All strains reached a height of 75 mm, although ISPaVe1018 did so with the greatest frequency. By 18 and 21 dpi, when symptoms of the virulent strains were obvious on all plants, both race 1,2 strains could be reisolated all along the stems, although ISPaVe1018 was faster and more continuous SKLB1002? than ISPaVe1083. Conversely, the avirulent strain was never recovered from the highest section of the stems from 18 dpi and onwards. A con tinuity index was established for each plant by consider ing the presence or absence of the fungus in adjacent pairs of stem sections. Generally, the distribu tion of fungus along the stem was discontinuous at the early time Inhibitors,Modulators,Libraries points, although more continuity was shown by race 1.
A peculiar pattern was shown at 8 dpi because the highest section allowing successful rei solation was lower than at 1 4 dpi, and the pathogen distribution was still discontinuous for all races. From 14 dpi onwards, colonization along the stem differed significantly between the virulent and avirulent strains, and the more extensive coloniza tion shown by the race 1,2 strains Inhibitors,Modulators,Libraries was Inhibitors,Modulators,Libraries coupled with the appearance of obvious symptoms. In the late phase, continuous distribution was observed for all three strains, but for race specific reasons. Both virulent strains were continuously distributed along the entire stem length, whereas the avirulent strain was continuously absent from the highest section of the stem, and continuously present in the lower sections. Plants inoculated with race 1 remained symptomless until the end of the experiment, although the pathogen could still be reisolated.

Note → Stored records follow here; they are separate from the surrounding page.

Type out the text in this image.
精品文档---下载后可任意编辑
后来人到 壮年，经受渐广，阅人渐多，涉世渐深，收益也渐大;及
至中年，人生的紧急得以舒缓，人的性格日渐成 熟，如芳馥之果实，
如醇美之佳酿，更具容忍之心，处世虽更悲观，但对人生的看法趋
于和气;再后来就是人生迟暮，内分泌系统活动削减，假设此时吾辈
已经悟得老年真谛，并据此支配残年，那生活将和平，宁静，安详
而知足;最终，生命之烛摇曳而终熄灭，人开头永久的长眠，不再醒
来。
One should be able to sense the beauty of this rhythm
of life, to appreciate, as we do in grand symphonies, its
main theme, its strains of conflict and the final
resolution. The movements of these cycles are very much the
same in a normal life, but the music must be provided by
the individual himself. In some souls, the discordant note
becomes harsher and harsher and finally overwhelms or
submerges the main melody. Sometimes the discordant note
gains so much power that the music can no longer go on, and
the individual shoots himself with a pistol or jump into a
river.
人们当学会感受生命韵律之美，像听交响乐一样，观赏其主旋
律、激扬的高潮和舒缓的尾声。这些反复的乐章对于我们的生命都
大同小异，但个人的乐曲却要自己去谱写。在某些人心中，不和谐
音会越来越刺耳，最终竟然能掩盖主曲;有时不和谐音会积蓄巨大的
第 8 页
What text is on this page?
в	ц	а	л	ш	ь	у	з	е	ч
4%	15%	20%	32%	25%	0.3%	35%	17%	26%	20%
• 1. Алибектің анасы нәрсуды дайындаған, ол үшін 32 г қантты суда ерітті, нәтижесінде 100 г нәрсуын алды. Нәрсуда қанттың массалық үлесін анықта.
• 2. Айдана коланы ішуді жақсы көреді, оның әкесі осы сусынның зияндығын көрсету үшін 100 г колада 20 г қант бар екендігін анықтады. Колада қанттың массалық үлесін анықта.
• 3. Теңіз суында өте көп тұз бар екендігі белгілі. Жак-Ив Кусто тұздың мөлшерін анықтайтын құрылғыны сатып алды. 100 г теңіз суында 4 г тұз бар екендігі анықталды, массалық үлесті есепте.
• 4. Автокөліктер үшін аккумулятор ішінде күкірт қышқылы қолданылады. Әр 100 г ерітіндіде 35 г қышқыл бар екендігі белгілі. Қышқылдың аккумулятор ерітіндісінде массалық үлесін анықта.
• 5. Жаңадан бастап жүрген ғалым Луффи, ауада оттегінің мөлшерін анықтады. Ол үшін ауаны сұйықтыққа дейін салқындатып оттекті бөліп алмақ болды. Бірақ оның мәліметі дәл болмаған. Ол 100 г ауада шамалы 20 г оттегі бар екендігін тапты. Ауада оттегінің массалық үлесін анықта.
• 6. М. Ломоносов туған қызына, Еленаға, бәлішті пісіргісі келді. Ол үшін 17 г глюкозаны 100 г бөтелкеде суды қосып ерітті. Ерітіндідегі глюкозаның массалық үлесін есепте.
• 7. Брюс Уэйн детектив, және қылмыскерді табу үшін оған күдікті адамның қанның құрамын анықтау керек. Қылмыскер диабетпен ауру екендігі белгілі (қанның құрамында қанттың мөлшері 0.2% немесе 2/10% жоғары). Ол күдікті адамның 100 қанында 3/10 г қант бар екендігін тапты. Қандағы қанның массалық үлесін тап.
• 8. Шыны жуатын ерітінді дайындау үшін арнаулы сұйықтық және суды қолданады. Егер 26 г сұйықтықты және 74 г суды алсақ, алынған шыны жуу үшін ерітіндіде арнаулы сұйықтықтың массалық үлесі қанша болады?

The fun gus was never reisolated Inhibitors,Modulators,Libraries from uninoculated plants. All three strains could be reisolated from the stem base regardless of the time point. cDNA AFLP analysis We carried out a cDNA AFLP analysis on RNA samples from both healthy and infected melon plants to identify differentially expressed transcripts putatively associated with the infection process and resistance response. RNA samples from the three fungal strains grown in vitro were also included in the analysis, first to help identify fungal transcripts expressed specifically Inhibitors,Modulators,Libraries in planta and second to identify fungal genes differentially expressed in vitro among the three strains. Because the fungus could be reisolated from infected stems starting from 1 dpi in all interactions, samples of infected plants were collected for cDNA AFLP analysis at 2, 4, 8 and 21 dpi.
These time points were selleck catalog intended to take into account the early stages of infection, but also to allow the detection of pathogen transcripts when infec tion was well established and the mycelia produced at the late stage were abundant. RNA was also collected from uninfected plants as a control. The expression pat terns of approximately 7000 transcripts were monitored with 128 different BstYI 1 MseI 2 primer combina tions for selective amplification.